A few months ago I trained a custom object detector on stanford dogs using efficientdet_d0_512x512 and only 2 classes of dogs with success. Not changing the code, I tried doing that again and the model was pumping out really low confidence scores (<1%), even though the loss in the training process was low.
I then tried resuming the training using the checkpoint generated after the initial training and the loss starts high as if the checkpoint did not exist.
I also tried working with faster rcnn, getting the same results. Here's the code: https://colab.research.google.com/drive/1fE3TYRyRrvKI2sVSQOPUaOzA9JItkuFL?usp=sharing
I'm thinking that the exporting is not working and the trained weights are not saved. Any ideas?
It's seems indeed that your checkpoint cannot be loaded as the many warnings you're getting :
WARNING:tensorflow:Unresolved object in checkpoint:
(root). .......
After a few research I found this issue on the model repository of Tensorflow Object Detection API : https://github.com/tensorflow/models/issues/8892#issuecomment-680207038.
Basically it's saying that you should change :
fine_tune_checkpoint_type = "detection"
to :
fine_tune_checkpoint_type = "fine_tune"
so that the checkpoint loaded will be used in fine-tuning and the number of classes doesn't cause issues between your configuration file and the one you're starting with.
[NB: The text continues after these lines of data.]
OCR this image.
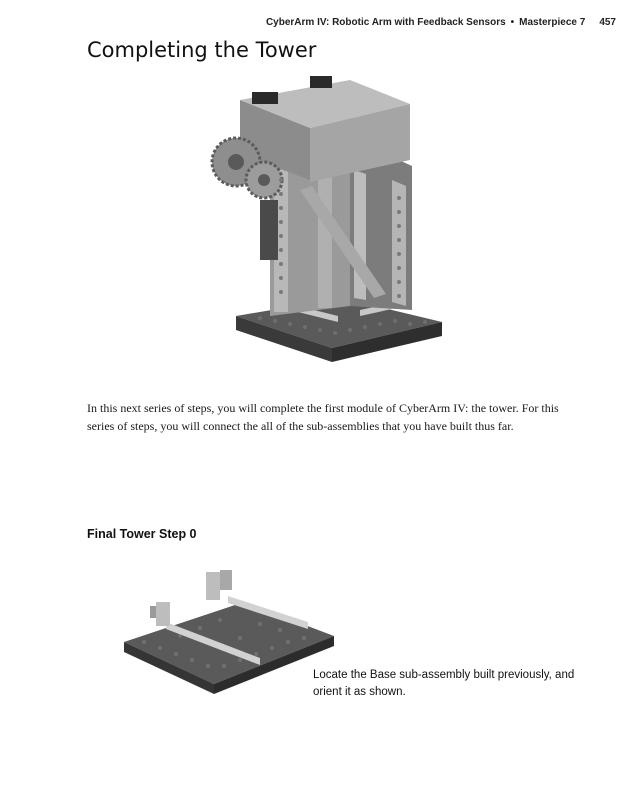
CyberArm IV: Robotic Arm with Feedback Sensors • Masterpiece 7 457
Completing the Tower

In this next series of steps, you will complete the first module of CyberArm IV: the tower. For this series of steps, you will connect the all of the sub-assemblies that you have built thus far.

Final Tower Step 0

Locate the Base sub-assembly built previously, and orient it as shown.
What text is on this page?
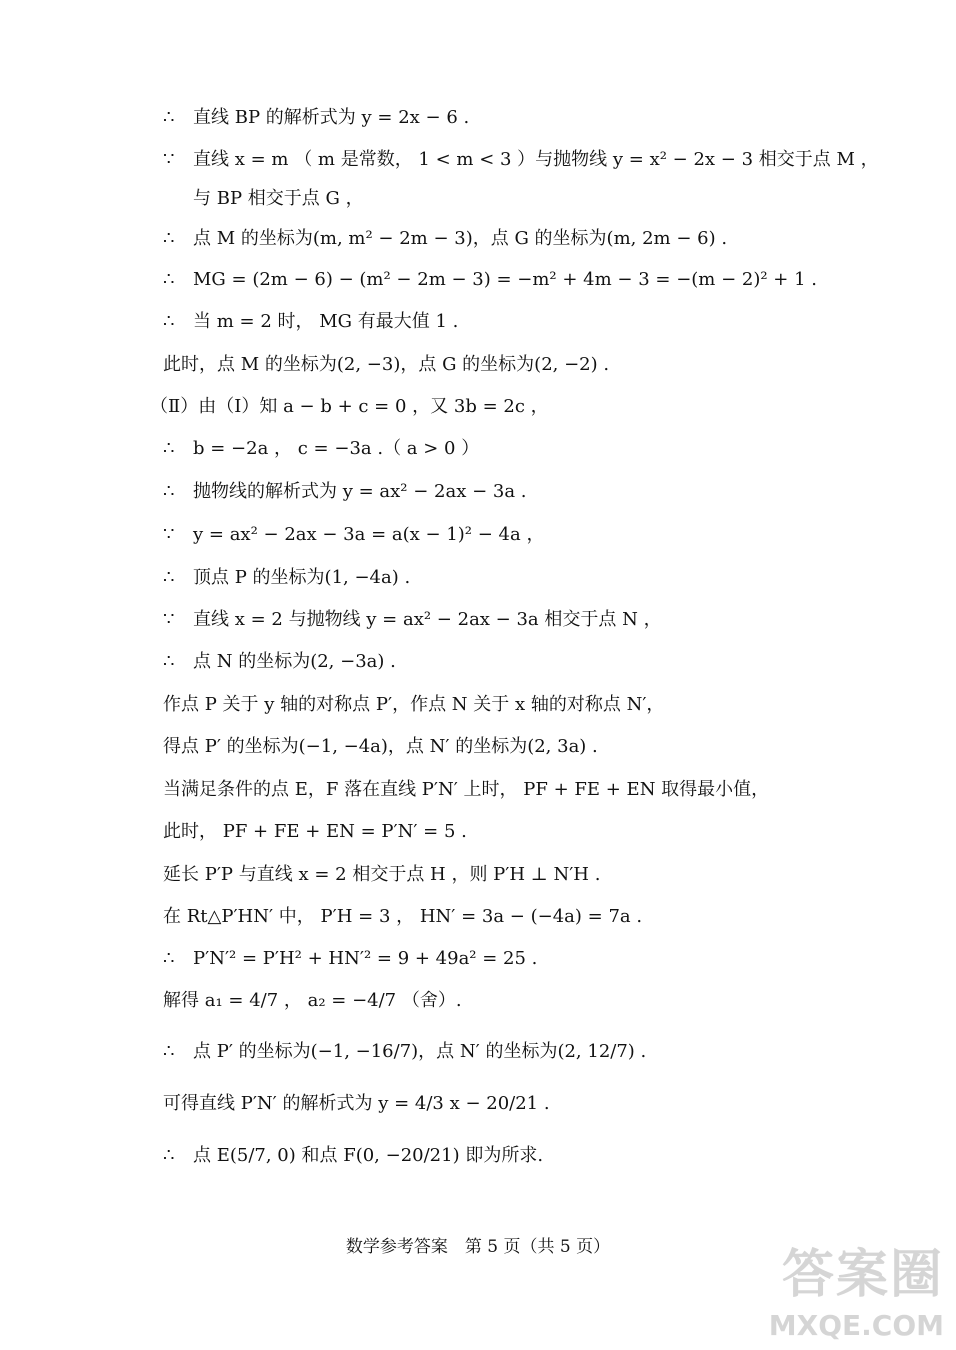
∴ 直线 BP 的解析式为 y = 2x − 6 .
∵ 直线 x = m （ m 是常数， 1 < m < 3 ）与抛物线 y = x² − 2x − 3 相交于点 M ，
与 BP 相交于点 G ，
∴ 点 M 的坐标为(m, m² − 2m − 3)，点 G 的坐标为(m, 2m − 6) .
∴ MG = (2m − 6) − (m² − 2m − 3) = −m² + 4m − 3 = −(m − 2)² + 1 .
∴ 当 m = 2 时， MG 有最大值 1 .
此时，点 M 的坐标为(2, −3)，点 G 的坐标为(2, −2) .
（Ⅱ）由（Ⅰ）知 a − b + c = 0 ，又 3b = 2c ，
∴ b = −2a ， c = −3a .（ a > 0 ）
∴ 抛物线的解析式为 y = ax² − 2ax − 3a .
∵ y = ax² − 2ax − 3a = a(x − 1)² − 4a ，
∴ 顶点 P 的坐标为(1, −4a) .
∵ 直线 x = 2 与抛物线 y = ax² − 2ax − 3a 相交于点 N ，
∴ 点 N 的坐标为(2, −3a) .
作点 P 关于 y 轴的对称点 P′，作点 N 关于 x 轴的对称点 N′，
得点 P′ 的坐标为(−1, −4a)，点 N′ 的坐标为(2, 3a) .
当满足条件的点 E，F 落在直线 P′N′ 上时， PF + FE + EN 取得最小值，
此时， PF + FE + EN = P′N′ = 5 .
延长 P′P 与直线 x = 2 相交于点 H ，则 P′H ⊥ N′H .
在 Rt△P′HN′ 中， P′H = 3 ， HN′ = 3a − (−4a) = 7a .
∴ P′N′² = P′H² + HN′² = 9 + 49a² = 25 .
解得 a₁ = 4/7 ， a₂ = −4/7 （舍）.
∴ 点 P′ 的坐标为(−1, −16/7)，点 N′ 的坐标为(2, 12/7) .
可得直线 P′N′ 的解析式为 y = 4/3 x − 20/21 .
∴ 点 E(5/7, 0) 和点 F(0, −20/21) 即为所求.
数学参考答案　第 5 页（共 5 页）	答案圈
MXQE.COM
It also suggests to be careful whereas your modeldir (where the custom checkpoints and tensorboard events will be saved) is empty or not for the same reasons but it seems that you're good with that on your colab notebook.
Also on a different subject you should be careful to your learning rate, right now you're using a cosine_decay_learning_rate which requires some warmup steps, 2500 in that case. However you are using only 800 so the warmups steps are not completed when you stop the training! If for some reason you want to keep the number of steps low you should change your learning rate to a manual_step_learning_rate or exponential_decay_learning rate. Otherwise you should keep your training going for much longer.
EDIT : After further investigation the problem might be a bit deeper confers to this issue on github : https://github.com/tensorflow/models/issues/9229 You might want to keep an eye on this to see where this is going.